In the second phase of exercise-induced muscle damage, an inflammatory process takes place in which certain genetic variants may contribute to more or less muscle damage.

Certain gene variations, or polymorphisms, have been associated with exercise-induced muscle damage, i.e., individuals with certain genotypes experience greater muscle damage and require longer recovery after strenuous exercise.

In the initial phase of muscle damage, mechanical damage occurs. The second phase is a consequence of the first and consists of an inflammatory response. The products originating from the damaged muscle tissue attract immune cells (a process known as chemotaxis) which will initiate the inflammatory process. In addition, the release of certain molecules, known as cytokines (mainly IL1B, IL6 and TNF) that enhance the inflammatory process occurs.

Variants in the genes coding for these cytokines appear to be involved in the development of this second inflammatory phase of muscle damage.

The fact that a greater amount of muscle damage occurs due to the second phase of exercise depends on the intensity of the inflammatory response carried out by the immune system.

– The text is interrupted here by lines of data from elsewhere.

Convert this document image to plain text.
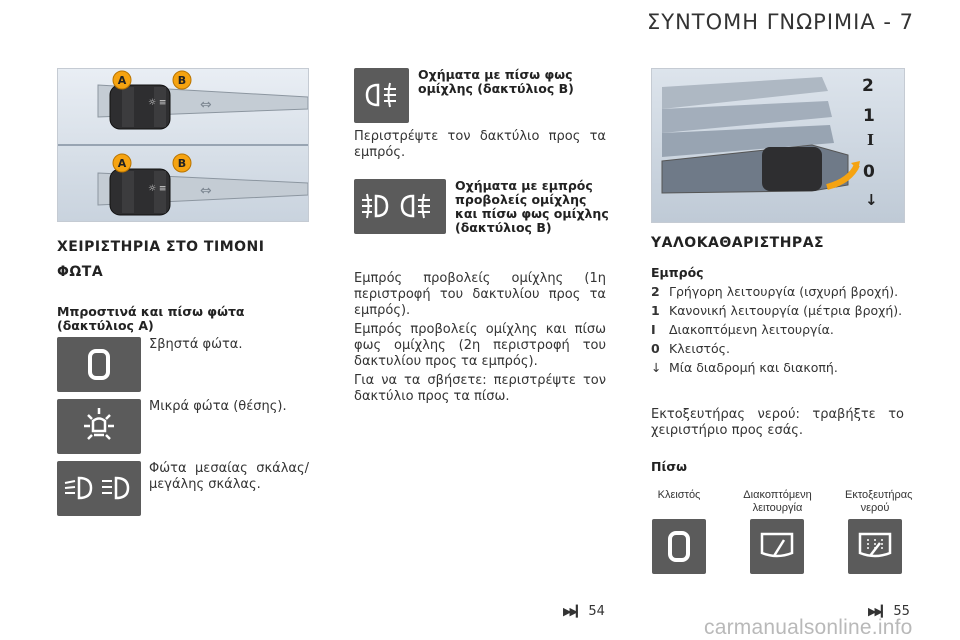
ΣΥΝΤΟΜΗ ΓΝΩΡΙΜΙΑ - 7
☼ ≡ ⇔
☼ ≡ ⇔
A	B
A	B
ΧΕΙΡΙΣΤΗΡΙΑ ΣΤΟ ΤΙΜΟΝΙ
ΦΩΤΑ
Μπροστινά και πίσω φώτα (δακτύλιος Α)
Σβηστά φώτα.
Μικρά φώτα (θέσης).
Φώτα μεσαίας σκάλας/ μεγάλης σκάλας.
Οχήματα με πίσω φως ομίχλης (δακτύλιος Β)
Περιστρέψτε τον δακτύλιο προς τα εμπρός.
Οχήματα με εμπρός προβολείς ομίχλης και πίσω φως ομίχλης (δακτύλιος Β)

Εμπρός προβολείς ομίχλης (1η περιστροφή του δακτυλίου προς τα εμπρός).

Εμπρός προβολείς ομίχλης και πίσω φως ομίχλης (2η περιστροφή του δακτυλίου προς τα εμπρός).

Για να τα σβήσετε: περιστρέψτε τον δακτύλιο προς τα πίσω.

▶▶▎ 54
2
1
I
0
↓
ΥΑΛΟΚΑΘΑΡΙΣΤΗΡΑΣ
Εμπρός
2 Γρήγορη λειτουργία (ισχυρή βροχή).
1 Κανονική λειτουργία (μέτρια βροχή).
I	Διακοπτόμενη λειτουργία.
0 Κλειστός.
↓ Μία διαδρομή και διακοπή.
Εκτοξευτήρας νερού: τραβήξτε το χειριστήριο προς εσάς.
Πίσω
Κλειστός	Διακοπτόμενη λειτουργία
Εκτοξευτήρας νερού
▶▶▎ 55
carmanualsonline.info
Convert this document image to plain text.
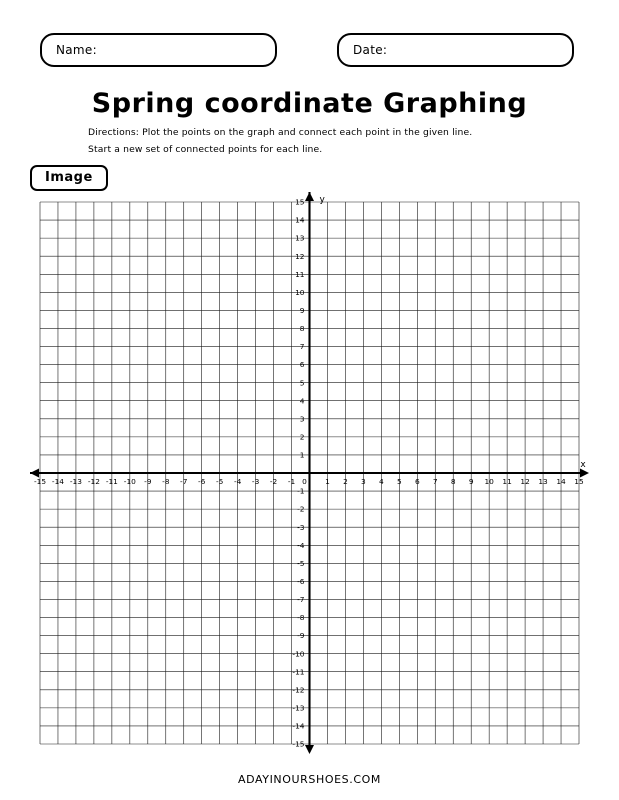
Name:	Date:
Spring coordinate Graphing
Directions: Plot the points on the graph and connect each point in the given line.
Start a new set of connected points for each line.
Image
-15 -14 -13 -12 -11 -10 -9 -8 -7 -6 -5 -4 -3 -2 -1	1 2 3 4 5 6 7 8 9 10 11 12 13 14 15
0
15
14
13
12
11
10
9
8
7
6
5
4
3
2
1
-1
-2
-3
-4
-5
-6
-7
-8
-9
-10
-11
-12
-13
-14
-15
y
x
ADAYINOURSHOES.COM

Three markers associated with the production of inflammatory activity compounds produced by the immune system and located in the TNF, IL1B and IL6 genes have been identified.

One of the genes found is the TNF gene, responsible for the production of tumor necrosis factor, an inflammatory activity factor associated with insulin levels and predisposition to metabolic disorders, as well as activation of muscle protein degradation (via proteasome). This is why this factor is important in the processes of injury and remodeling of muscle tissue.

The other two markers are found in the IL1B gene, which produces interleukin 1B, whose expression in muscle fibers is elevated a few days after physical exercise, also inducing the expression of other proinflammatory genes; and in the IL6 gene, which produces interleukin 6, with proinflammatory activity. It has been observed that, after eccentric exercise, muscle can induce local expression of the cytokine IL-6.

Number of observed variants

13.5 million variants

Number of variants analyzed in the study

3 variants

Bibliography

Baumert P, Lake MJ, Stewart CE, Drust B, Erskine RM. Genetic variation and exercise-induced muscle damage: implications for athletic performance, injury and ageing. Eur J Appl Physiol, 2016; 116(9):1595–625.

Pereira DS, Mateo ECC, de Queiroz BZ, Assumpção AM, Miranda AS, Felício DC, et al. TNF-?, IL6, and IL10 polymorphisms and the effect of physical exercise on inflammatory parameters and physical performance in elderly women. Age (Omaha), 2013; 35(6):2455–63.